Calculating and fitting scattering

Now that we have seen how MDAnalysis can be used to read the simulation trajectory. Lets use it to build a Debye equation function. First, we need to know what values of $q$ that we want to consider, let’s use the same values that are in the experimental data [1]. This experimental data set has over 1300 values of $q$ measured. In order to reduce the time taken, we will only consider every 10th data point.

import numpy as np
import matplotlib.pyplot as plt

q, i, di = np.loadtxt('../assets/SASDA96.dat', unpack=True)
q *= 0.1
q = q[::10]
i = i[::10]
di = di[::10]
plt.errorbar(q, i, yerr=di, marker='o', ls='')
plt.xlabel('q/Å$^{-1}$')
plt.ylabel('I(q)')
plt.yscale('log')
plt.show()

This means there is now around 130 q values for which we need to calculate the Debye equation. To increase the efficiency of this, we will only calculate the distance between all of the atoms once. At the same time we can use the periodictable package to get the X-ray scattering length for each element.

import MDAnalysis as mda
import periodictable as pt
import scipy.constants as const
from MDAnalysis.analysis.distances import dist

cre = const.physical_constants['classical electron radius'][0] * 1e15

u = mda.Universe('../assets/lysozyme.pdb')

distances = []
for ts in u.trajectory:
    single_ts = []
    sl1 = []
    sl2 = [] 
    for i in range(0, len(u.atoms)-1):
        for j in range(i + 1, len(u.atoms)):
            sl1.append(np.multiply(pt.elements.symbol(
                u.atoms[i].type).xray.scattering_factors(energy=12)[0], cre))
            sl2.append(np.multiply(pt.elements.symbol(
                u.atoms[j].type).xray.scattering_factors(energy=12)[0], cre))
            single_ts.append(dist(mda.AtomGroup([u.atoms[i]]), mda.AtomGroup([u.atoms[j]]), box=ts.dimensions)[2][0])
    distances.append(single_ts)

We now have three lists, that contain the information of the distances between the atoms, and the elemental scatteringh lengths associated with each distance. This means that we can use the code below to implement the Debye equation (note that in order to save some computational expense the Debye equation is slightly optimised using the numpy library).

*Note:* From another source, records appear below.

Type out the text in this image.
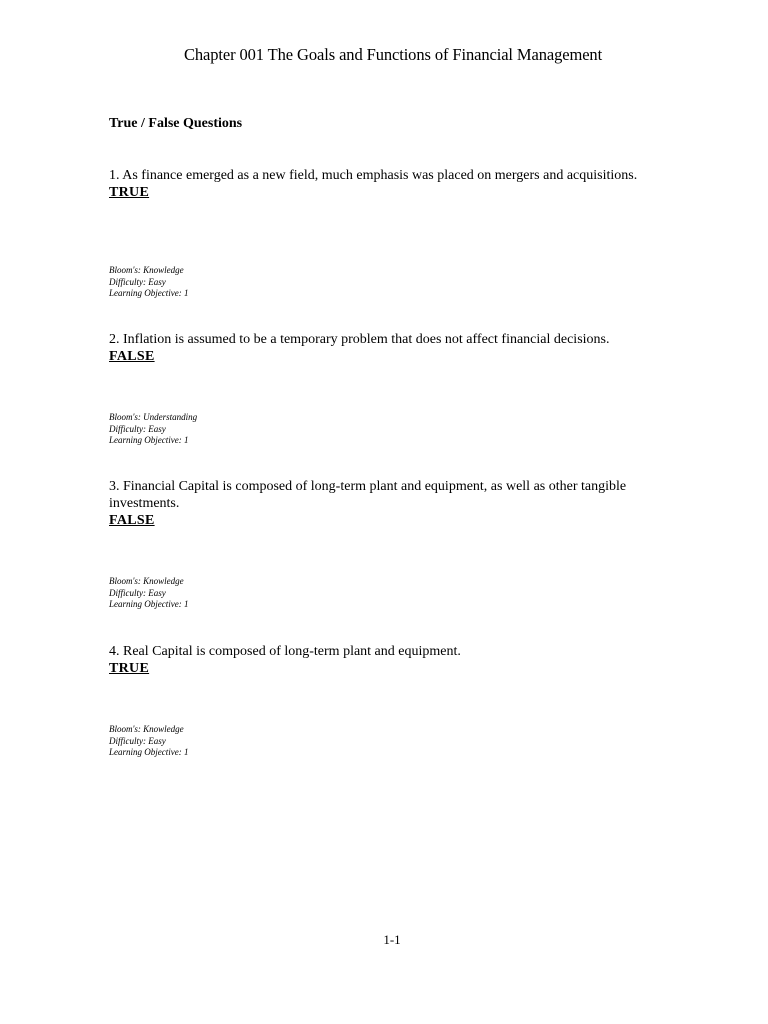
Chapter 001 The Goals and Functions of Financial Management
True / False Questions

1. As finance emerged as a new field, much emphasis was placed on mergers and acquisitions.

TRUE

Bloom's: Knowledge
Difficulty: Easy
Learning Objective: 1

2. Inflation is assumed to be a temporary problem that does not affect financial decisions.

FALSE

Bloom's: Understanding
Difficulty: Easy
Learning Objective: 1

3. Financial Capital is composed of long-term plant and equipment, as well as other tangible investments.

FALSE

Bloom's: Knowledge
Difficulty: Easy
Learning Objective: 1

4. Real Capital is composed of long-term plant and equipment.

TRUE

Bloom's: Knowledge
Difficulty: Easy
Learning Objective: 1
1-1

sim_i = np.zeros((6, q.size))
for k in range(len(distances)):
    for e, q_value in enumerate(q):
        sim_i[k][e] = np.sum(np.array(sl1) * np.array(sl2) * np.sin(
            np.array(distances[k]) * q_value) / (np.array(distances[k]) * q_value))

We can then use a basic fitting to scale the scattering to give the best possible agreement between the experimental data and that from the simulation (at this point a uniform background could also be included).

from scipy.optimize import curve_fit

def fit_f(x, a):
    return x * a

for k in range(len(distances)):
    s = curve_fit(fit_f, sim_i[k], i, sigma=di)
    plt.plot(q, sim_i[k] * s[0][0], 'k', zorder=10)
plt.errorbar(q, i, yerr=di, marker='o', ls='')
plt.xlabel('q/Å$^{-1}$')
plt.ylabel('I(q)')
plt.yscale('log')
plt.show()

As we can see, there is good agreement between the simulation and the experiment, with slight variation due to the thermal fluctucations of the protein in solution. Of course, as mentioned previously this is not a ‘publication’ quality method for comparing simulation and experiment, as this does not consider protein hydration, instrumental resolution effects, etc. These effects are accounted for in software packages such as CRYSOL or SASSIE [2,3], which and read simulation trajectories and compare with experimental data.

References

1. Frenke, D.; Jefferies, C. M.; Svergun, D. I. Nat. Methods 2015, 12, 419–422. 10.1038/nmeth.3358.
2. Svergun D.I., Barberato C. and Koch M.H.J. J. Appl. Crystallgr. 1995, 28, 768-773. 10.1107/S0021889895007047
3. Perkins, S. J.; Wright, D. W.; Zhang, H.; et al. J. Appl. Crystallogr. 2016, 49 (6), 1861–1875. 10.1107/S160057671601517X.